Where head coaches and assistant coaches can’t be expected to fit every player the same way, a goaltending coach seems like the sort of job that a team could afford to fit to each goalie, or at least the designated starter. Actually, I have no idea what that would cost or how many teams could afford it, but it still makes sense.
Goaltenders play a peculiar role. Their individual temperament, preferences, physical strengths and limitations are all magnified by their solitary status in the net. So why in the world wouldn’t they carry their coach with them wherever they go? Like the mechanic who works on your race car, you don’t use a different one at each track in each new city, you bring the guy who knows what’s what with you.
NHL teams don’t do that. A goaltender’s performance goes up and down as he changes teams, for many reasons, but I would guess it’s mostly because of who the goaltending coach is. It isn’t a matter of whether the team has a good one or not, but a question of how much that coach knows about that player, and how long he has known it. The learning curve for coach and goalie is a big waste of time if it could be avoided. Even if they do figure each other out, who’s to say their systems are compatible? Sure, you might have a guy with the Midas touch like Phoenix has, but you don’t need that. You just need one guy who knows one guy really well.
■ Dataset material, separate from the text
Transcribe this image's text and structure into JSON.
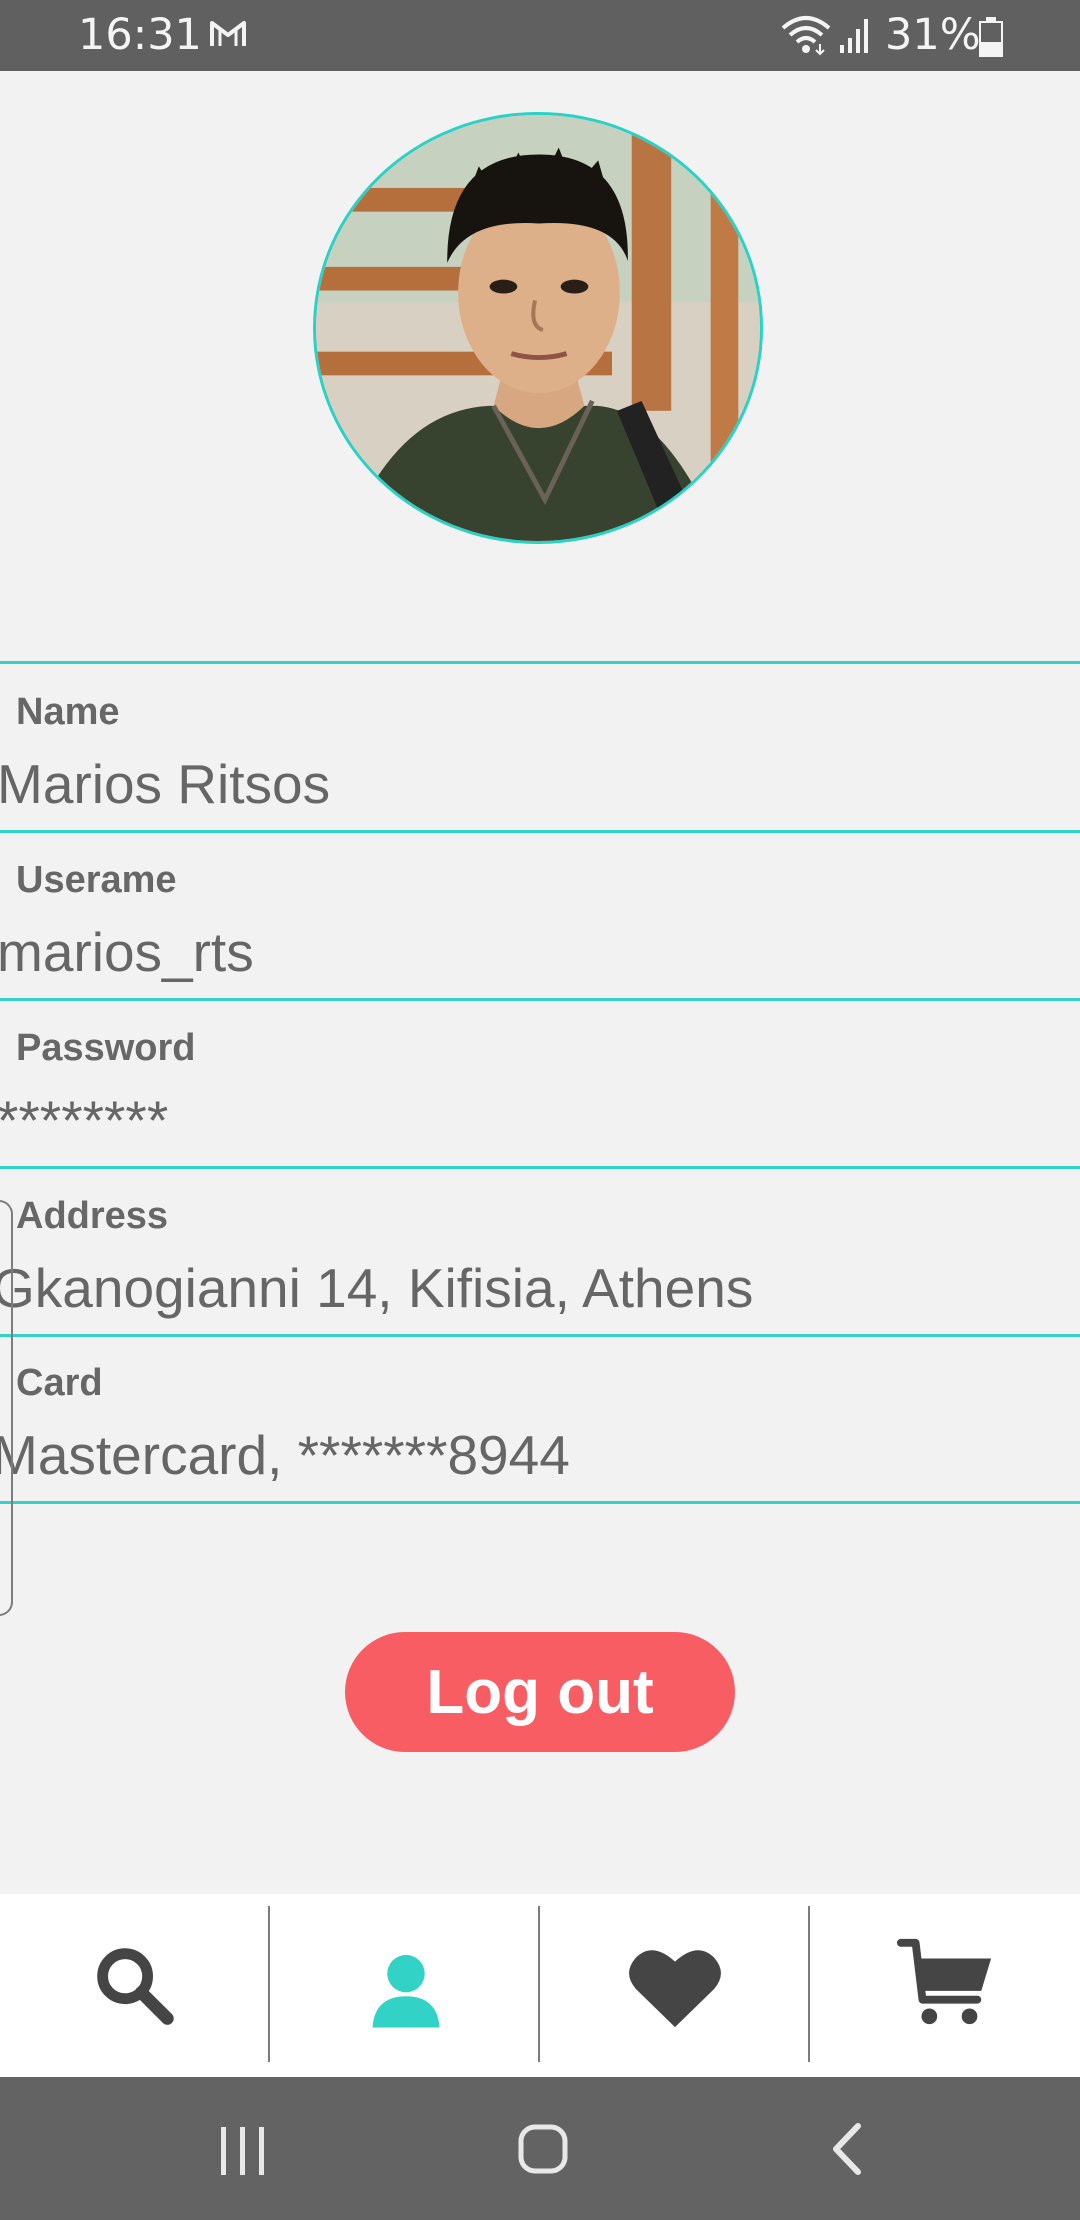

No one except the goaltending coach has the job or the understanding to notice little glitches as they arise. There will only be one other guy on the ice at a practice who is likely to know what a goalie is trying to do. And the other goalie doesn’t have a lot of incentive to help the guy whose job he wants. Even if he did want to help, he’s still just one guy, one set of eyes.
There isn’t a whole lot of feedback for a goalie to work with in a regular practice setting. A goalie’s coach is a lot more important to his individual performance than other coaches are to skaters. If a skater doesn’t quite get what the Coach or AC is saying, he can ask another skater for advice, ask three or four. There’s bunches of them out there. Everyone needs feedback, all the time. You need coaching in anything you do until you stop doing it.
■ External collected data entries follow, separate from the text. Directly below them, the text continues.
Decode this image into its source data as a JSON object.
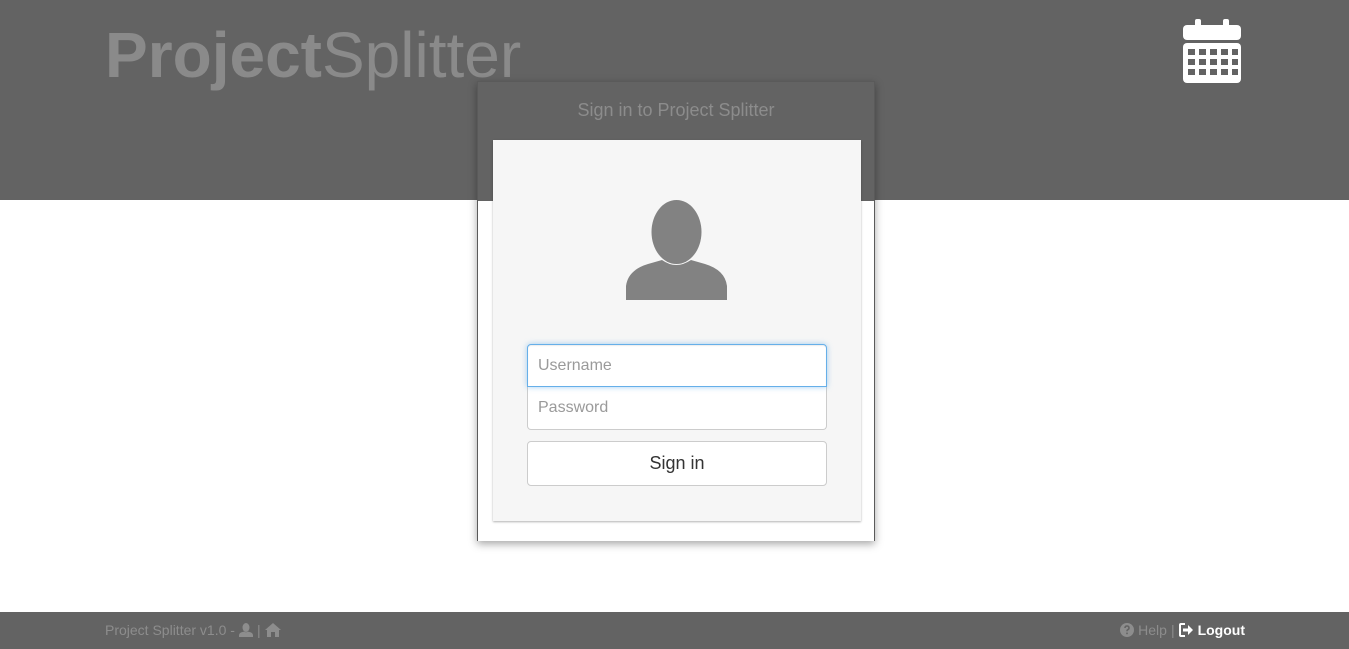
{
  "header": {
    "logo_bold": "Project",
    "logo_light": "Splitter",
    "calendar_icon": "calendar-icon"
  },
  "login_modal": {
    "title": "Sign in to Project Splitter",
    "avatar_icon": "user-silhouette-icon",
    "username_placeholder": "Username",
    "username_value": "",
    "password_placeholder": "Password",
    "password_value": "",
    "signin_label": "Sign in"
  },
  "footer": {
    "version_text": "Project Splitter v1.0 -",
    "separator": "|",
    "user_icon": "user-icon",
    "home_icon": "home-icon",
    "help_icon": "question-circle-icon",
    "help_label": "Help",
    "logout_icon": "logout-icon",
    "logout_label": "Logout"
  },
  "colors": {
    "header_bg": "#636363",
    "footer_bg": "#636363",
    "logo_text": "#8a8a8a",
    "card_bg": "#f6f6f6",
    "focus_border": "#66afe9"
  }
}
So why in world wouldn’t NHL teams try to make a goalie’s coach part of the goalie package… apart from the problem of wresting that guy from another team’s payroll? One might argue that goaltending coaches wouldn’t want to be shipped around like players are but I am sure something could be worked out. Surely.
Maybe goaltending coaches should have a special status not on the coaching staff, tied more to the goalie than to the team. By “maybe” I mean “of course no doubt about it the way it’s being done now is completely bassackwards.” The Sharks had one. They had Niemi’s personal special long time coach right here, and they let him leave again. “Bassackwards” simply doesn’t cover it.